Ich kann nicht verzeihen und vergessen, als wäre gar nichts geschehen. Himmel und Hölle haben wir als Kinder zusammen gehupft, mein Mann und ich. Mein jetziger? Wer kann das sagen? Sie hat mir die Bettdecke nicht abgezogen. Das kam erst schleichend, danach. Ich sage schleichend, wenn es auch gar nicht nötig gewesen ist. Sie hat Zugang zu unserem kleinen Schlafraum, wie alle anderen im Haus. Sie, meine Schwägerin, mein Schwager, meine zwei Kinder und alle anderen. Und dann einem das Fell abzuziehen! Wenn ich doch einmal allein in den Wald gehen könnte, um mir alle Wut und das Messer, das ich an der Kehle fühle, wenn sie nur eine Kartoffel schält, aus der Brust schreien. Aber wenn es nun doch jemand hört? Wenn mir jemand folgt, meine Schreie auf sich beziehen muss?
Manchmal, wenn mein Mann mich nicht mehr bemerkt, weil er eingeschlafen ist, der Kindskopf, ja, dann gehe ich leise vor mich hin auf die Knie. Und seufze so vor mich hin. Er riecht so angenehm wie das Kohlenfeuer im Brotofen, wenn wir an jedem vierten Samstag zusammen backen. Einmal bin ich dran, einmal meine Schwägerin.
Dann kam sie ins Zimmer, leise trippelnd, wie ein Husar vor seine Angebetete. Ich würge den hervorbrechenden Schrei hinunter und sehe die Szene vor mir. Lächelnd, mit zusammengezogenen Brauen trägt sie meine Laken in ihren Schrank, legt eines, das Feinste, auf ihr Bett und wartet auf das Gefühl.
Am Waschtag sah ich die Laken wieder. Eines weiß wie das andere, durchgewaschen, so dann geschlagen, gewrungen und letzten Endes geplättet. Ein Weiß alles. Wir haben den ganzen Abend nichts gesprochen. Wie verabredet, wie unter einer Decke, zwei Vertraute. Und sie sah mich verbittern.
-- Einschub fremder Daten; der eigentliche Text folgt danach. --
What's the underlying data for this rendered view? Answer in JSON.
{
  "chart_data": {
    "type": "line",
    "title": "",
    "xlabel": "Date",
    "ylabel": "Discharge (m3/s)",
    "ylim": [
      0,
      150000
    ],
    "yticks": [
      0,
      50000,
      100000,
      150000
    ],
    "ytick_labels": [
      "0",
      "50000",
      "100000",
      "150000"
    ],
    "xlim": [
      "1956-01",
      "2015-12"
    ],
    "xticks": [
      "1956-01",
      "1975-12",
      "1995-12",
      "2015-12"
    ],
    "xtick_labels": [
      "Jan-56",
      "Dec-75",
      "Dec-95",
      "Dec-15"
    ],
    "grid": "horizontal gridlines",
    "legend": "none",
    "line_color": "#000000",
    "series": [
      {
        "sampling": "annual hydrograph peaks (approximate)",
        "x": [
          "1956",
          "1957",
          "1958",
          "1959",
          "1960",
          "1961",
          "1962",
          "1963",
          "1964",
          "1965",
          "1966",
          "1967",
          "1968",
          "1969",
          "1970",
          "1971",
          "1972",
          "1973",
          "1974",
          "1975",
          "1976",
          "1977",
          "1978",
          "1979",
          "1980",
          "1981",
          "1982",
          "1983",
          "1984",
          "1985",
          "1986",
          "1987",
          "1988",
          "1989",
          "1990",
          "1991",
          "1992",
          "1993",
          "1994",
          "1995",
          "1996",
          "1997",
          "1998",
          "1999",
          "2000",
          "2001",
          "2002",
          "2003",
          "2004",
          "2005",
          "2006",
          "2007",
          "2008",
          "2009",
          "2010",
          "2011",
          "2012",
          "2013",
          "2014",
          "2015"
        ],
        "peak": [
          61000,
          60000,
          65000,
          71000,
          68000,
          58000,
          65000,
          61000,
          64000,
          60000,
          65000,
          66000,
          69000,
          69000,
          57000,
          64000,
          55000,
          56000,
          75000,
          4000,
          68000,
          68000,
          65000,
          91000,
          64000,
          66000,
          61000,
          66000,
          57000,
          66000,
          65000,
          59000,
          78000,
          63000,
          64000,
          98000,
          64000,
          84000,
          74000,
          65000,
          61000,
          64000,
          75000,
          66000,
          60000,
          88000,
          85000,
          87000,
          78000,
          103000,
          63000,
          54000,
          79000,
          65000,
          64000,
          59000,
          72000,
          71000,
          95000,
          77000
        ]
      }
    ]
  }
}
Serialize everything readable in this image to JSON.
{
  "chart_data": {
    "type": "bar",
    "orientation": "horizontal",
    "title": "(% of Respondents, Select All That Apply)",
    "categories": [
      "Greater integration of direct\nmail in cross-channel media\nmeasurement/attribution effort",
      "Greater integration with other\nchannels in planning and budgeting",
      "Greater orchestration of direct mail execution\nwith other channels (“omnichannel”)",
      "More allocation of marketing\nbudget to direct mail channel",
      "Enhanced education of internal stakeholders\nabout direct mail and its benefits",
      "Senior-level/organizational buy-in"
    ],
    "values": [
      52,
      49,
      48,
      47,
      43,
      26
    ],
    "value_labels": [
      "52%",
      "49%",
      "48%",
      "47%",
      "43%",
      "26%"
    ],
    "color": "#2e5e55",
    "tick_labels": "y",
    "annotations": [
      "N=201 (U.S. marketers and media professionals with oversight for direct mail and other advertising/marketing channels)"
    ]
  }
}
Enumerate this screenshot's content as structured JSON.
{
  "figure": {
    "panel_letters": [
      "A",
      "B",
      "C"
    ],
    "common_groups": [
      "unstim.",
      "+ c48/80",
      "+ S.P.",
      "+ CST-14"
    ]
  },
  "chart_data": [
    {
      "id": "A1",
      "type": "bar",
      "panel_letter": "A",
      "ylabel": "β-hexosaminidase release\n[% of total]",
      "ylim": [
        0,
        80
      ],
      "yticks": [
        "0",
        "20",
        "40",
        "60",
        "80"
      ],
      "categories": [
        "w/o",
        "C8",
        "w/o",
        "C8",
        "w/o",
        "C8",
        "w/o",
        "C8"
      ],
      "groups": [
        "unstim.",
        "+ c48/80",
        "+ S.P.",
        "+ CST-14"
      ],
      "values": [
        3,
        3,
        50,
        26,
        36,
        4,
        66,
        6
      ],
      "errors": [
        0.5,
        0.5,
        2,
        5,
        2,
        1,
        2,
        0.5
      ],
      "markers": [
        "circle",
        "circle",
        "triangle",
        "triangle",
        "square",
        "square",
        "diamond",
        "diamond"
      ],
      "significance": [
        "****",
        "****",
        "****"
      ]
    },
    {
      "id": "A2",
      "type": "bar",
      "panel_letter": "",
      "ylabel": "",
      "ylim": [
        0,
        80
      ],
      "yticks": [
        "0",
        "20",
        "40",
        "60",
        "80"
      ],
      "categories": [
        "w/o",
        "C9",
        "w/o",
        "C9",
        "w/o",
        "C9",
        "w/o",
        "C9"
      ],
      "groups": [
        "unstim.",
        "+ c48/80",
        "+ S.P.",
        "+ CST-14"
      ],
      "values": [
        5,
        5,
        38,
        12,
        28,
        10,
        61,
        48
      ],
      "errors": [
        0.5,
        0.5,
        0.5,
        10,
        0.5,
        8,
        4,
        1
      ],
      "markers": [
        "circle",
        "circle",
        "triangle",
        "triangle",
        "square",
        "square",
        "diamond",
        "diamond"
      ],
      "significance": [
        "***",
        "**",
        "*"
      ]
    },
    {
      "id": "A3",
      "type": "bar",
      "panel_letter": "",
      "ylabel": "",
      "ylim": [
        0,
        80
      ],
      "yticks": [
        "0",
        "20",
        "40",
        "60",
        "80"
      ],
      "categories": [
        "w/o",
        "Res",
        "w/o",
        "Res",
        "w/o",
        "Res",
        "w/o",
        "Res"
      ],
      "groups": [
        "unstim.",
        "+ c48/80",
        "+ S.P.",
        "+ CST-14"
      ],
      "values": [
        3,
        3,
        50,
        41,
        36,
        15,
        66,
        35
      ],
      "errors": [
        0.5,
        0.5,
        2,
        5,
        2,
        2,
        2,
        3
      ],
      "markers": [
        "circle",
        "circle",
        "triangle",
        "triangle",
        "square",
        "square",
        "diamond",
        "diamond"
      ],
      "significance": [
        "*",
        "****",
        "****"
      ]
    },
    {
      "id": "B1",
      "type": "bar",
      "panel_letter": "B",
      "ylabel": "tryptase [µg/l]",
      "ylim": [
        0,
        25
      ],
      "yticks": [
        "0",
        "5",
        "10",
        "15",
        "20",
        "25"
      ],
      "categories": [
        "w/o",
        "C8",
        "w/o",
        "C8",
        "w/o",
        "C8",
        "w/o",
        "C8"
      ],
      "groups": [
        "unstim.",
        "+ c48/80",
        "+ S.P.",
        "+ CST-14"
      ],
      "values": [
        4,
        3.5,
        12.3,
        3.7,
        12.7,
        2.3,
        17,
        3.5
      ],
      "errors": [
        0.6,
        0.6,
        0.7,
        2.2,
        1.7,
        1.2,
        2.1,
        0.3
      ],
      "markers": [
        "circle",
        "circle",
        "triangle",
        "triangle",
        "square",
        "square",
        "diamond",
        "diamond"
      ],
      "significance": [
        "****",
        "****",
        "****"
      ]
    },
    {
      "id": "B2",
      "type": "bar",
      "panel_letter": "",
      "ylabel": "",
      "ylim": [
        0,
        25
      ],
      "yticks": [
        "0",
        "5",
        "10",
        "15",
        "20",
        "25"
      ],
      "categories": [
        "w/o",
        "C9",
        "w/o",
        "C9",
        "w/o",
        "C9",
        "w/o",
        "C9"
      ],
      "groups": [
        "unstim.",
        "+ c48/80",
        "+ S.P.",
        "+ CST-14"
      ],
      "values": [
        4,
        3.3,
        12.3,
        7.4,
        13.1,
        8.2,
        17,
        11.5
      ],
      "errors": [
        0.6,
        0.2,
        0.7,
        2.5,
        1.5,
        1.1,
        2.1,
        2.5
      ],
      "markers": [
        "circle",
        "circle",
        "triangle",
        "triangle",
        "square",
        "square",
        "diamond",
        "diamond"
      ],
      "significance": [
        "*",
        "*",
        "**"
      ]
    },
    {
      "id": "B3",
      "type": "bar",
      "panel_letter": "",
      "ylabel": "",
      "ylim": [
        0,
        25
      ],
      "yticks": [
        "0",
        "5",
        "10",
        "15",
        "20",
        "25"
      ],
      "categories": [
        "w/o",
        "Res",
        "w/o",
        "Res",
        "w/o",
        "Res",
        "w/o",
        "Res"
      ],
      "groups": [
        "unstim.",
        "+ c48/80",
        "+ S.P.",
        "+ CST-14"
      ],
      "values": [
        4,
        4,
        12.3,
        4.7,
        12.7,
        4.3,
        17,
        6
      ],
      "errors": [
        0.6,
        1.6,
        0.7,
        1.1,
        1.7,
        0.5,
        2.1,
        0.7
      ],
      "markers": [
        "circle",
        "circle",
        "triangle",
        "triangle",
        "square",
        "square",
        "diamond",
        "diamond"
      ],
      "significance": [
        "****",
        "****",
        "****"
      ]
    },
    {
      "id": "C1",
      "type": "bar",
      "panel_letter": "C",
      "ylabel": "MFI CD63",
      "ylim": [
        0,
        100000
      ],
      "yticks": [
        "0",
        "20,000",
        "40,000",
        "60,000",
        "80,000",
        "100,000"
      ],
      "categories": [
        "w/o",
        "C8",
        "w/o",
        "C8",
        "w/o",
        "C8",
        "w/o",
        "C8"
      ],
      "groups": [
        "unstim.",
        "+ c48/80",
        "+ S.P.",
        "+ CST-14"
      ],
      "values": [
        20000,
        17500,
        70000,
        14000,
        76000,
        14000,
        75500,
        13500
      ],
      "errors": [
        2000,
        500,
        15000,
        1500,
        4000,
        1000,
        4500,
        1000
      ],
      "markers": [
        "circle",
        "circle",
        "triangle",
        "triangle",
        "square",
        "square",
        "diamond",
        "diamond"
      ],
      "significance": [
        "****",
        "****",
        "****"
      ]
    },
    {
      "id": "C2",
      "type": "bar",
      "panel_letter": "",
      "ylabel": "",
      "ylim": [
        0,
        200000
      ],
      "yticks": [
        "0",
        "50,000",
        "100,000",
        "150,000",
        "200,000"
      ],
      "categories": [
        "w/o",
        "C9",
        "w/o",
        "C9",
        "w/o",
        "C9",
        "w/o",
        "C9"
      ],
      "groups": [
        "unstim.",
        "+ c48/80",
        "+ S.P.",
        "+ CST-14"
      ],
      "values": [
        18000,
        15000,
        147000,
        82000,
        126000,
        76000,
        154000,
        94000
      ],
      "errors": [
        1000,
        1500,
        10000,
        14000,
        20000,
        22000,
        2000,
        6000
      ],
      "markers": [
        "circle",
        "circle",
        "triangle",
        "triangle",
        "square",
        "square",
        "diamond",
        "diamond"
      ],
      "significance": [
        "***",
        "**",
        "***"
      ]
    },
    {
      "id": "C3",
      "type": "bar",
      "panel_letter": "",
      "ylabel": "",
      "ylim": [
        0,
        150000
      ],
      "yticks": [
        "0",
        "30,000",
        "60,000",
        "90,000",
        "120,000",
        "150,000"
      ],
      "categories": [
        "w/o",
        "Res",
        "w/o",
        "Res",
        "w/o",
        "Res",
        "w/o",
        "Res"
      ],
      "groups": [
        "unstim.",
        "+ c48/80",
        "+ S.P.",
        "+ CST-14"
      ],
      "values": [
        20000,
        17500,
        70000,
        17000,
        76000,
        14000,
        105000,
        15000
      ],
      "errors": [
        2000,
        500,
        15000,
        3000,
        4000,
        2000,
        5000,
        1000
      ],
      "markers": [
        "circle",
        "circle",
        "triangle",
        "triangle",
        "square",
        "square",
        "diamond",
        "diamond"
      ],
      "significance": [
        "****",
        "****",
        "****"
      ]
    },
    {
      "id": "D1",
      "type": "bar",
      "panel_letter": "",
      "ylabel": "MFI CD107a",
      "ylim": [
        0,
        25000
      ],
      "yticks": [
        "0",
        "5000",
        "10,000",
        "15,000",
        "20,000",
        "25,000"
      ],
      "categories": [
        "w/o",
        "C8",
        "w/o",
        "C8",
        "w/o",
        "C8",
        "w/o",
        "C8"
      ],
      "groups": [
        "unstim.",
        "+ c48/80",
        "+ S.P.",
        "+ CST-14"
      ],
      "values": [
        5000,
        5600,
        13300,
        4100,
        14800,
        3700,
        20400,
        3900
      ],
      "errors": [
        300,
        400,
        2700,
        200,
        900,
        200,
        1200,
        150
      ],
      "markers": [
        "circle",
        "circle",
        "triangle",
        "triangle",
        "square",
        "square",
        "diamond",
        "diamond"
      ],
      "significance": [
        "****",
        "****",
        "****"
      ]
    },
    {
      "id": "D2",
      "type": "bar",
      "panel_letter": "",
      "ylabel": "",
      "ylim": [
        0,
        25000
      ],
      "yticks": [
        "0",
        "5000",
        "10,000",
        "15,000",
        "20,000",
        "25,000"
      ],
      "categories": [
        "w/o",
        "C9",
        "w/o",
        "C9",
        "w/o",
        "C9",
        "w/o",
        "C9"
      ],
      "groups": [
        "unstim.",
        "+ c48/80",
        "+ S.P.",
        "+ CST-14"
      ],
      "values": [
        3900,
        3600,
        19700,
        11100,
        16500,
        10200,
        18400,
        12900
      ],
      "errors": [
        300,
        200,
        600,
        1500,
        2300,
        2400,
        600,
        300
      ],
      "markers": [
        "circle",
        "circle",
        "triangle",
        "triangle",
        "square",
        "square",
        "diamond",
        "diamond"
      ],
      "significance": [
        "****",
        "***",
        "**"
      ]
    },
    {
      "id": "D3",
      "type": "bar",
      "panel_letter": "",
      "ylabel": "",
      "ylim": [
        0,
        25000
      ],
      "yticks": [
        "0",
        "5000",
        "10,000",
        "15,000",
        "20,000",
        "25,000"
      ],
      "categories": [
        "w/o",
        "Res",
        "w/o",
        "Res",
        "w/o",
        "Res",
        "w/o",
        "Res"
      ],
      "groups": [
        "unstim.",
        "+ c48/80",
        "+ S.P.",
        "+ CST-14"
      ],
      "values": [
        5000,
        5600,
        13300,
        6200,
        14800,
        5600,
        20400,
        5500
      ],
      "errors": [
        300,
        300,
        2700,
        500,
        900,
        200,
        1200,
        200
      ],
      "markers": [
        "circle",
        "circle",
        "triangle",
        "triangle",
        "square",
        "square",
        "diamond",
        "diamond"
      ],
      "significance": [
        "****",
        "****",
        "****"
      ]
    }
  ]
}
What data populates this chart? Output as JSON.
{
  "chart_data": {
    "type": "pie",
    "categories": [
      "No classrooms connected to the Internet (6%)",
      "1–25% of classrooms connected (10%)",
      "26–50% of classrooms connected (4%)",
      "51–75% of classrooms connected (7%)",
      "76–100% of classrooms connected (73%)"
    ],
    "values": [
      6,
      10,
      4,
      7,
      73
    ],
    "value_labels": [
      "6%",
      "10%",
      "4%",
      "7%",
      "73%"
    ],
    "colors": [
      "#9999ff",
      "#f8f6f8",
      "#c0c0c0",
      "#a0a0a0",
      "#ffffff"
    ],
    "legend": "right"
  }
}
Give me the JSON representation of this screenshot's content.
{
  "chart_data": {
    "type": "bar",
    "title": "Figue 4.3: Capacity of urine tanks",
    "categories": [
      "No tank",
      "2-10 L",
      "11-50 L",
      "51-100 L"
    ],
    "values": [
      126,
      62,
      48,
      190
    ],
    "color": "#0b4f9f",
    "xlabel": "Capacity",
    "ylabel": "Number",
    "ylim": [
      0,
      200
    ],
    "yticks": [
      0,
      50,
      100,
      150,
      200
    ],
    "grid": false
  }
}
Sie sieht auf das fein Gesponnene und bemerkt über den engen Saum: "Das hält doch kein Nadel und Zwirn zusammen."
Als ich meine Laken zählte, erinnerte ich mich an die Hochzeitsnächte noch genau. Es waren sieben. Mindestens sieben. Es fehlten vier, die zusammengefaltet obenauf in ihrem Schrank liegen.
Es bleiben diese drei. Und der Anfang des Liedes vom Verzehren meiner Liebe. Mir ist alles eins, wären die Fragen nicht da. Und der Wulst.